Earlier this year, a new type of coronavirus (a type of virus that causes respiratory problems in humans) emerged in the province of Wuhan, China. Very quickly, the virus infected tens of thousands of people and after only a few weeks, cases started popping up in the U.S.. As of March 12th, 2020, over 1300 people have tested positive for COVID-19 (commonly known as coronavirus) in the U.S.. Because of this, many questions about COVID-19 have arisen among students.
Is there a vaccine for COVID-19 yet? How long will it take to make one?
Since COVID-19 was discovered in the beginning of January of this year, there is not yet a vaccine. Sequoyah biology teacher Chelsea Confalone commented that the development of a vaccine “depends on the particular virus, with some viruses, if they mutate quickly, it’s hard to find a vaccine that’s going to be effective. The process of making a vaccine has to go through many stages before you can even test it in humans. For SARS [another coronavirus that had an outbreak in 2003], it took 20 months for a vaccine to be ready. There’s probably more groups working on this because [COVID-19] is more widespread, so it might be faster than that, but I wouldn’t expect it to be quicker than a year.”
Will I die if I get COVID-19?
Most likely not. Currently, the mortality rate that we see being thrown around is 3%. Now this is partially correct, but lots of people are misinterpreting this. If we were to put 100 random, healthy, Sequoyah high school students in a room and exposed them to COVID-19, 3% of them would not die. Though about 3% of people have died, most of these deaths are from China. The majority of cases have been from older people, who have preexisting conditions (like heavy smoking). For highschoolers, the mortality rate is about 0.2%. Also keep in mind that that mortality rate includes people who do have preexisting health conditions, so if you are healthy, the mortality rate is even lower.
Why is the mortality rate so high in the U.S. but so low in countries like South Korea?
Currently the U.S. has the highest mortality rate (around 5%) whereas South Korea only has a mortality rate of 0.6%. The reason for this variation is because of how countries are conducting testing. In South Korea, nearly everyone is being screened which means even people who exhibit extremely mild symptoms are still accounted for. This is not the case in the U.S.. As of now, only people with extreme symptoms are being tested. Since this is the case we are not accounting for all the mild cases which would make the mortality rate closer to South Korea’s.
Are men more likely to die from COVID-19?
No. You may have seen articles like this CNBC article, saying that men had almost a double mortality rate compared to women once exposed to COVID-19. The problem with this was that the study they cited only analyzed cases in China. In China, 62% of men smoke whereas only 3% of women smoke. Scientists believe that this has skewed the study’s data because over half of men have had pre-existing conditions, thus increasing their mortality rate.

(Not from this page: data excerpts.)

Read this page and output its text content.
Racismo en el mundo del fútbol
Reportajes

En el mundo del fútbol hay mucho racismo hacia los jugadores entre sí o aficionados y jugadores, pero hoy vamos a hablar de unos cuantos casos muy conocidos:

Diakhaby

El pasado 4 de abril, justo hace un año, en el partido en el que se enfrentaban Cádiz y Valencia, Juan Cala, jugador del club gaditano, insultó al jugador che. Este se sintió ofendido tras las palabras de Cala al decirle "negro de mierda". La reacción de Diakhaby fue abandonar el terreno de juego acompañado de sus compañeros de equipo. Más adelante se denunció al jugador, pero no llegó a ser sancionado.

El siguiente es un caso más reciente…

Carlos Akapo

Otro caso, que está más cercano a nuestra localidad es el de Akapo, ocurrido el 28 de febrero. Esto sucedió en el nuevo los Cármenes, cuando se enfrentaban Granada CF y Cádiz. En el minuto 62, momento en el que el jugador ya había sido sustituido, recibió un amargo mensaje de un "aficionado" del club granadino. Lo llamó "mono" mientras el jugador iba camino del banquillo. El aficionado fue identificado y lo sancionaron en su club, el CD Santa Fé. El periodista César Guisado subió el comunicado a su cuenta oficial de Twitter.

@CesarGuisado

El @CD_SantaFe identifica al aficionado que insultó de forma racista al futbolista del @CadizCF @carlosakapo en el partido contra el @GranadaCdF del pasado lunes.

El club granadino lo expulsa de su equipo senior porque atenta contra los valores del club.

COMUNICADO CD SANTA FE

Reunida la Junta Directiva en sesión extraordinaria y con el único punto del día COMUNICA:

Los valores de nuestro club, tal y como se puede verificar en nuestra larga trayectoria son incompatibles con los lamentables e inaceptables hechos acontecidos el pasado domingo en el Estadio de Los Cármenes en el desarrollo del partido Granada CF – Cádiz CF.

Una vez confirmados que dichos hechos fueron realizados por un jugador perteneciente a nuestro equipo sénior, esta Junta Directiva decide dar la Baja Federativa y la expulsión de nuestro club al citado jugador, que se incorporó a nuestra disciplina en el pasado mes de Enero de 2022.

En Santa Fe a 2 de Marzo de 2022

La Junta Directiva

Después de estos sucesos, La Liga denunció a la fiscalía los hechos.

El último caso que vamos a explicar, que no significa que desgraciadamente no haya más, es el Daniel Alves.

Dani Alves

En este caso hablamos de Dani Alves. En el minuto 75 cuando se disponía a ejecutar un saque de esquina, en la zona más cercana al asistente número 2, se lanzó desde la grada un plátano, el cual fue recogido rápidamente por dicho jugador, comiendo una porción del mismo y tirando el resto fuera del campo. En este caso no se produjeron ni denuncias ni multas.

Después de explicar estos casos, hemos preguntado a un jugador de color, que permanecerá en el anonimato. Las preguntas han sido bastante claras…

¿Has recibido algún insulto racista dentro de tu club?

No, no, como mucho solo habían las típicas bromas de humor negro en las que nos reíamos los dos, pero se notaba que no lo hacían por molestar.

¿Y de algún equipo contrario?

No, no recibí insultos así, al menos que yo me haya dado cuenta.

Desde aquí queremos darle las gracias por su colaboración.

How likely am I to get COVID-19?
At this point we do not know. It completely depends on how the U.S. handles the virus as well as how you protect yourself. On March 2nd, Vice President Mike Pence (who has been put in charge of the outbreak) lifted all restrictions on who could be tested. Since a lot more people are being tested, we will be able to better identify outbreak areas, which will help us indicate where we should be quarantining and taking other preventive measures. On March 6th, the CDC shipped 1.1 million tests for COVID-19 to hospitals and labs across the country which should help significantly. That being said, there is no cure or vaccine for the virus as of now, so there are no ways of fully being protected. Also, many scientists estimate that the number of cases in the U.S. greatly exceeds the 300 or so reported cases, so the virus could already be much more widespread than we predict.
Harvard Epidemiology professor Marc Lipstich claims that he believes that in the next year, 40-70% of the world’s population will have the virus, but as he points out with his interview in The Atlantic, this does not mean that these people will have serious cases. “It’s likely that many will have mild disease, or may be asymptomatic”
How can I defend myself from COVID-19? Should I be wearing a mask?
There are a few crucial things that you can do to shield yourself from COVID-19. According to the CDC, here are the most important things that you can do to avoid COVID-19:
- Avoid close contact with people who are sick.
- Avoid touching your eyes, nose, and mouth.
- Stay home when you are sick.
- Cover your cough or sneeze with a tissue, then throw the tissue in the trash.
- Clean and disinfect frequently touched objects and surfaces using a regular household cleaning spray or wipe.
- Wash your hands often with soap and water for at least 20 seconds, especially after going to the bathroom; before eating; and after blowing your nose, coughing, or sneezing
The CDC does not recommend you wear a face mask unless you are sick to prevent the spread of the disease.
Should I be worried?
Sort of. Confalone doesn’t “think we need to be overly worried.” While Confalone said COVID-19 “is much less deadly than Measles, … it is contagious, and practicing hygiene like washing your hands is important.”